In that photo, you can’t read the numbers on the bands, but you can see them. Since I’m not positive how many falcons have been hanging around Muskegon, I’m not positive that the one I shot is the same one the other person photographed. However, the people at the Muskegon County Nature Club sent the numbers from the bands to whom ever it is that records such information, and it came back that the falcon was a female that hatched this summer in northern Indiana, about 175 miles from Muskegon.
I have no idea why a young female falcon would fly from northern Indiana to Muskegon, Michigan in the fall, but one did. Like I say, I’m not positive that this is the one, but I do know that when the falcon stared at me…
…I felt something that no other critter has made me feel. I’ve been eyeball to eyeball with eagles, hawks, owls, and even other falcons through my camera lens many times, and I take that as a cue to shoot away to catch the moment. However, that falcon’s stare was so powerful that I had to tell myself to shoot the photos that I did, and I don’t even know how to describe what I felt at that moment.
By the way, I was shooting the close-ups of the falcon through the sunroof of my Subaru.

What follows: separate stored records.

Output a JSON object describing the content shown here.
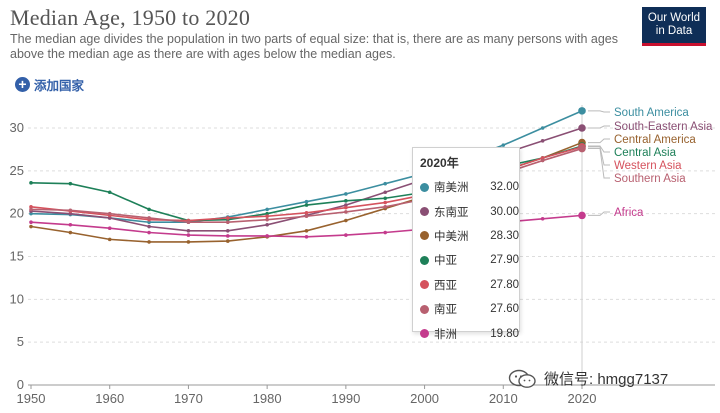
{
  "header": {
    "title": "Median Age, 1950 to 2020",
    "subtitle": "The median age divides the population in two parts of equal size: that is, there are as many persons with ages above the median age as there are with ages below the median ages.",
    "logo_line1": "Our World",
    "logo_line2": "in Data",
    "add_country_label": "添加国家"
  },
  "chart_data": {
    "type": "line",
    "x": [
      1950,
      1955,
      1960,
      1965,
      1970,
      1975,
      1980,
      1985,
      1990,
      1995,
      2000,
      2005,
      2010,
      2015,
      2020
    ],
    "x_ticks": [
      1950,
      1960,
      1970,
      1980,
      1990,
      2000,
      2010,
      2020
    ],
    "y_ticks": [
      0,
      5,
      10,
      15,
      20,
      25,
      30
    ],
    "ylim": [
      0,
      32
    ],
    "xlim": [
      1949,
      2021
    ],
    "grid": true,
    "series": [
      {
        "name": "South America",
        "color": "#3c8ea0",
        "values": [
          20.0,
          19.9,
          19.5,
          19.0,
          19.0,
          19.6,
          20.5,
          21.4,
          22.3,
          23.5,
          24.7,
          26.3,
          28.0,
          30.0,
          32.0
        ]
      },
      {
        "name": "South-Eastern Asia",
        "color": "#8a4f74",
        "values": [
          20.3,
          20.0,
          19.5,
          18.5,
          18.0,
          18.0,
          18.7,
          19.8,
          21.0,
          22.5,
          24.0,
          25.5,
          27.0,
          28.5,
          30.0
        ]
      },
      {
        "name": "Central America",
        "color": "#98622e",
        "values": [
          18.5,
          17.8,
          17.0,
          16.7,
          16.7,
          16.8,
          17.3,
          18.0,
          19.2,
          20.6,
          22.0,
          23.5,
          25.0,
          26.5,
          28.3
        ]
      },
      {
        "name": "Central Asia",
        "color": "#1e8059",
        "values": [
          23.6,
          23.5,
          22.5,
          20.5,
          19.2,
          19.3,
          20.0,
          21.0,
          21.5,
          21.8,
          22.5,
          24.0,
          25.5,
          26.5,
          27.9
        ]
      },
      {
        "name": "Western Asia",
        "color": "#d5525d",
        "values": [
          20.8,
          20.3,
          19.8,
          19.3,
          19.2,
          19.5,
          19.7,
          20.1,
          20.7,
          21.3,
          22.2,
          23.5,
          25.0,
          26.5,
          27.8
        ]
      },
      {
        "name": "Southern Asia",
        "color": "#b86070",
        "values": [
          20.5,
          20.4,
          20.0,
          19.5,
          19.0,
          19.0,
          19.3,
          19.7,
          20.2,
          20.8,
          21.7,
          23.0,
          24.7,
          26.2,
          27.6
        ]
      },
      {
        "name": "Africa",
        "color": "#c43b8d",
        "values": [
          19.0,
          18.7,
          18.3,
          17.8,
          17.5,
          17.4,
          17.4,
          17.3,
          17.5,
          17.8,
          18.2,
          18.6,
          19.0,
          19.4,
          19.8
        ]
      }
    ]
  },
  "tooltip": {
    "year": "2020年",
    "rows": [
      {
        "name": "南美洲",
        "value": "32.00",
        "color": "#3c8ea0"
      },
      {
        "name": "东南亚",
        "value": "30.00",
        "color": "#8a4f74"
      },
      {
        "name": "中美洲",
        "value": "28.30",
        "color": "#98622e"
      },
      {
        "name": "中亚",
        "value": "27.90",
        "color": "#1e8059"
      },
      {
        "name": "西亚",
        "value": "27.80",
        "color": "#d5525d"
      },
      {
        "name": "南亚",
        "value": "27.60",
        "color": "#b86070"
      },
      {
        "name": "非洲",
        "value": "19.80",
        "color": "#c43b8d"
      }
    ]
  },
  "watermark": {
    "text": "微信号: hmgg7137"
  }
}
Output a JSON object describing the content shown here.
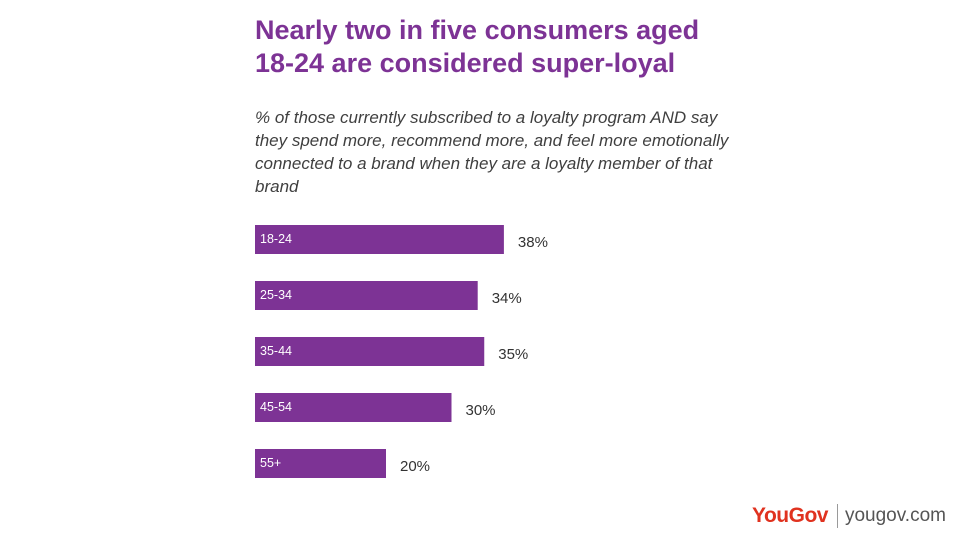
{
  "title_lines": [
    "Nearly two in five consumers aged",
    "18-24 are considered super-loyal"
  ],
  "subtitle": "% of those currently subscribed to a loyalty program AND say they spend more, recommend more, and feel more emotionally connected to a brand when they are a loyalty member of that brand",
  "brand": {
    "name": "YouGov",
    "url": "yougov.com",
    "color": "#e0321f"
  },
  "colors": {
    "bar": "#7d3395",
    "title": "#7d3395"
  },
  "chart_data": {
    "type": "bar",
    "orientation": "horizontal",
    "categories": [
      "18-24",
      "25-34",
      "35-44",
      "45-54",
      "55+"
    ],
    "values": [
      38,
      34,
      35,
      30,
      20
    ],
    "value_labels": [
      "38%",
      "34%",
      "35%",
      "30%",
      "20%"
    ],
    "unit": "%",
    "xlim": [
      0,
      100
    ],
    "grid": false,
    "legend": "none"
  }
}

The salesman that I bought the Forester from thought that it was amusing that I insisted that any vehicle I bought had a sunroof just for such times. 😉
Back to the falcon, I could tell it was curious about what I was and what I was doing, but there was also something very menacing about the way it stared at me, as if it was considering attacking me. I was glad that I was inside my vehicle at the time.
Well, that’s about it for this one. A few great photos, a couple almost winner action shots, all in all, another great day! I have to keep going back to Muskegon, one of these days, one of my almost winner opportunities is going to be the winning opportunity. In my last post, I had the two juvenile eagles fighting, in this post, the falcon harassing the harrier, and in my next post from Muskegon, I’ll have photos of a bald eagle diving straight at me. But, that was another almost winner moment, as neither the light or the background was ideal for great photos.
That’s it for this one, thanks for stopping by!